Oren Yiftachel of Ben Gurion University, whose work was boycotted last year when an article he wrote was rejected by the journal Political Geography, said that a boycott would be counterproductive because it would punish Israelis who opposed their government’s policies.
Andre Faber, dean of social sciences at the University of Brussels, said that the university had voted against a proposal to exclude Israeli universities from EU scientific programmes because it was important to support continued contact between European, US, Israeli and Palestinian universities.

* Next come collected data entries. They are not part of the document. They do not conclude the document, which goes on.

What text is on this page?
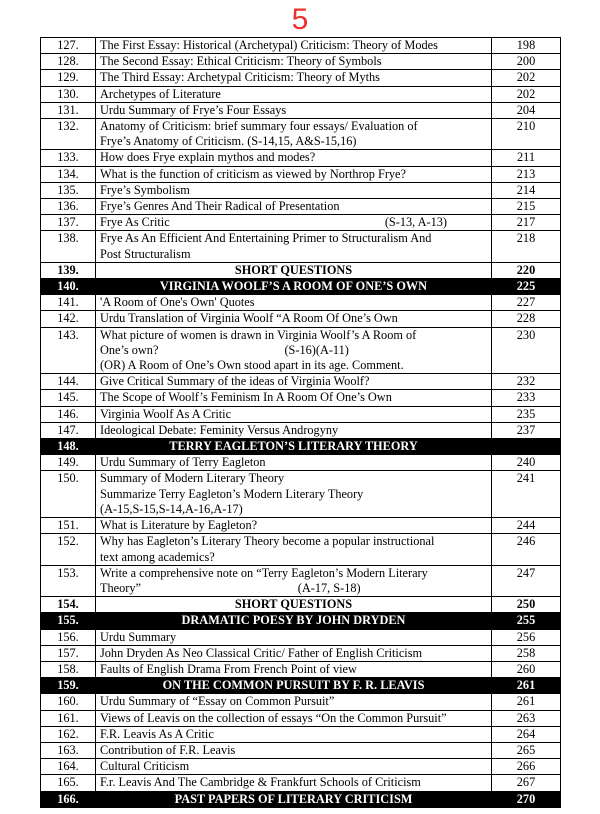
5
127.	The First Essay: Historical (Archetypal) Criticism: Theory of Modes	198
128.	The Second Essay: Ethical Criticism: Theory of Symbols	200
129.	The Third Essay: Archetypal Criticism: Theory of Myths	202
130.	Archetypes of Literature	202
131.	Urdu Summary of Frye’s Four Essays	204
132.	Anatomy of Criticism: brief summary four essays/ Evaluation of
Frye’s Anatomy of Criticism. (S-14,15, A&S-15,16)	210
133.	How does Frye explain mythos and modes?	211
134.	What is the function of criticism as viewed by Northrop Frye?	213
135.	Frye’s Symbolism	214
136.	Frye’s Genres And Their Radical of Presentation	215
137.	Frye As Critic (S-13, A-13)	217
138.	Frye As An Efficient And Entertaining Primer to Structuralism And
Post Structuralism	218
139.	SHORT QUESTIONS	220
140.	VIRGINIA WOOLF’S A ROOM OF ONE’S OWN	225
141.	'A Room of One's Own' Quotes	227
142.	Urdu Translation of Virginia Woolf “A Room Of One’s Own	228
143.	What picture of women is drawn in Virginia Woolf’s A Room of
One’s own?                                         (S-16)(A-11)
(OR) A Room of One’s Own stood apart in its age. Comment.	230
144.	Give Critical Summary of the ideas of Virginia Woolf?	232
145.	The Scope of Woolf’s Feminism In A Room Of One’s Own	233
146.	Virginia Woolf As A Critic	235
147.	Ideological Debate: Feminity Versus Androgyny	237
148.	TERRY EAGLETON’S LITERARY THEORY	

149.	Urdu Summary of Terry Eagleton	240
150.	Summary of Modern Literary Theory
Summarize Terry Eagleton’s Modern Literary Theory
(A-15,S-15,S-14,A-16,A-17)	241
151.	What is Literature by Eagleton?	244
152.	Why has Eagleton’s Literary Theory become a popular instructional
text among academics?	246
153.	Write a comprehensive note on “Terry Eagleton’s Modern Literary
Theory”                                                   (A-17, S-18)	247
154.	SHORT QUESTIONS	250
155.	DRAMATIC POESY BY JOHN DRYDEN	255
156.	Urdu Summary	256
157.	John Dryden As Neo Classical Critic/ Father of English Criticism	258
158.	Faults of English Drama From French Point of view	260
159.	ON THE COMMON PURSUIT BY F. R. LEAVIS	261
160.	Urdu Summary of “Essay on Common Pursuit”	261
161.	Views of Leavis on the collection of essays “On the Common Pursuit”	263
162.	F.R. Leavis As A Critic	264
163.	Contribution of F.R. Leavis	265
164.	Cultural Criticism	266
165.	F.r. Leavis And The Cambridge & Frankfurt Schools of Criticism	267
166.	PAST PAPERS OF LITERARY CRITICISM	270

Supporting a boycott, Vidar Thorsteinsson of the University of Iceland, who is a member of the Iceland-Palestine Association, said that Israeli academics should view the proposed boycott as “an act of solidarity” with imprisoned Palestinian colleagues.
Miriam Shlesinger of Bar-Ilan University is the most high-profile Israeli academic to have been formally boycotted – Mona Baker of the University of Manchester Institute of Science and Technology dismissed her from the editorial board of a translation journal. Dr Shlesinger said that anyone who thought an academic boycott would change Israeli policies was “incredibly short sighted”.